Highlights include shows at the National Exemplar Gallery, Bortolami Gallery, Alexander and Bonin Gallery, MoMA PS1 and the Brooklyn Museum (all New York); The Suburban, Oak Park, IL, Mummery + Schnelle, London, the Museum fur Gegenwartskunst, Basel, and Tel Aviv Museum of Art. Collections in which his work features include the Metropolitan Museum of Art, NY, the Hammer Museum, Los Angeles and the Sheldon Museum of Art, Lincoln, NE. Awards and fellowships he has received include the 2014 Robert de Niro Sr. Painting Prize, the Solomon R. Guggenheim Foundation Fellowship, Canada Council Arts Grant, the Tesuque Foundation Arts Fellowship Award, a MacDowell Colony Fellowship, Ballinglen Fellowship, a Hermitage Retreat Fellowship and a Painting Fellowship from the New York Foundation for the Arts. He has designed sets, costumes and posters for the Mark Morris Dance Company, including designs for Brooklyn Academy of Music’s 2017 revival of Dido and Aeneas. As Associate Professor of Art he led the Cooper Union’s painting program from 1996 until 2017. He lives and works in Columbia County and Brooklyn, NY.

Sarah Pettitt

 
 

Sarah Pettitt (b.1978, UK) is an artist based in London and New York. Her work interrogates painting’s history, materiality and presentation, embracing process-orientated methods to construct surfaces which seek to evoke empathy. Her research includes examining pre-modern artistic modalities, and the notion of the absent body, to explore non-visual representations of pain. Recent works attempt to fuse the environment and body as a sites of silent anguish.

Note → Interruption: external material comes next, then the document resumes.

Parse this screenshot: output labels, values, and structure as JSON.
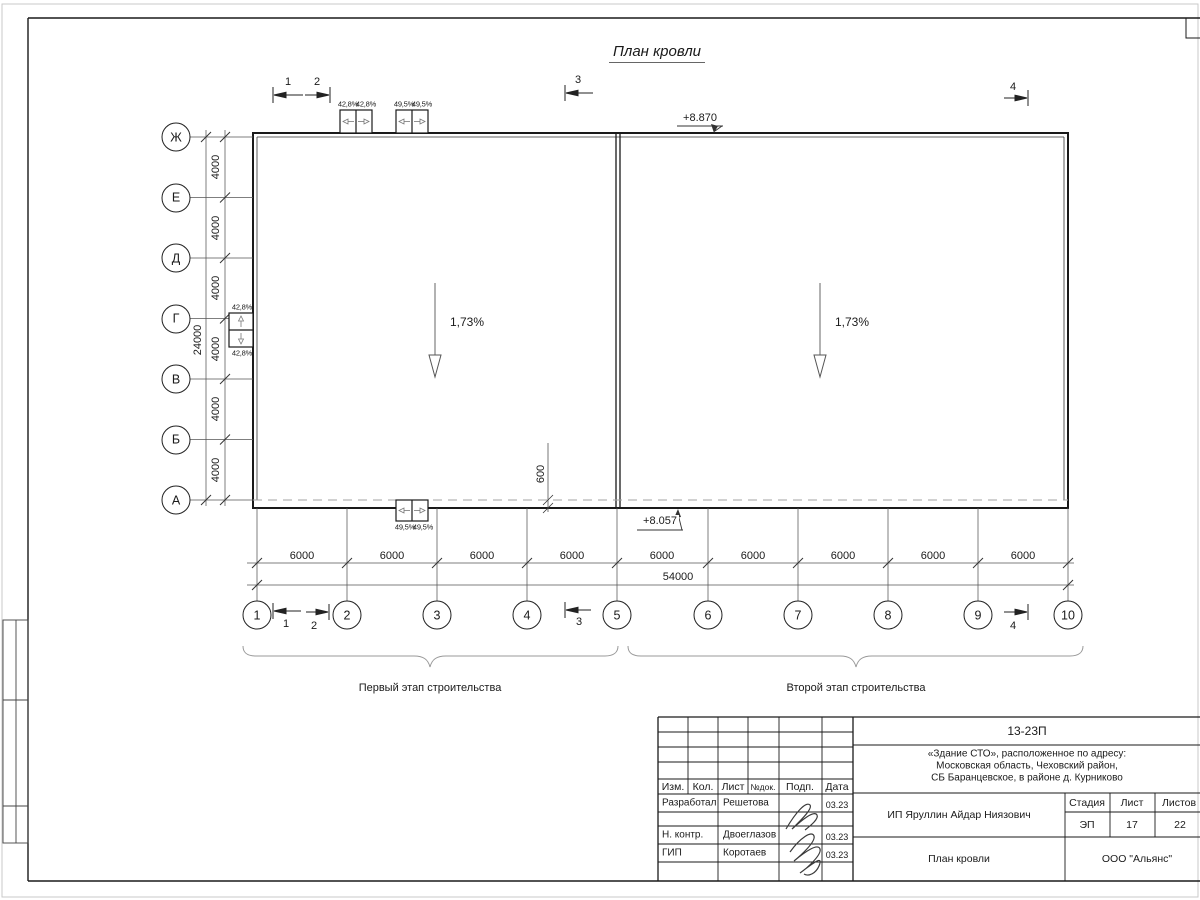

She has exhibited across the UK, Europe and the USA. In 2013 she was awarded the Clare Winsten Memorial Award and in 2016 was invited to be Honorary Materials Research Associate at the Slade in conjunction with University College London on a research project The Tyranny of Surface. In 2018 she co-curated a special project with Norte Maar at the artist-led art fair SPRING / BREAK, New York. She holds an MA in Fine Art Painting from the Slade School of Art (2013) and BA in Fine Art Painting from Norwich School of Art (2000).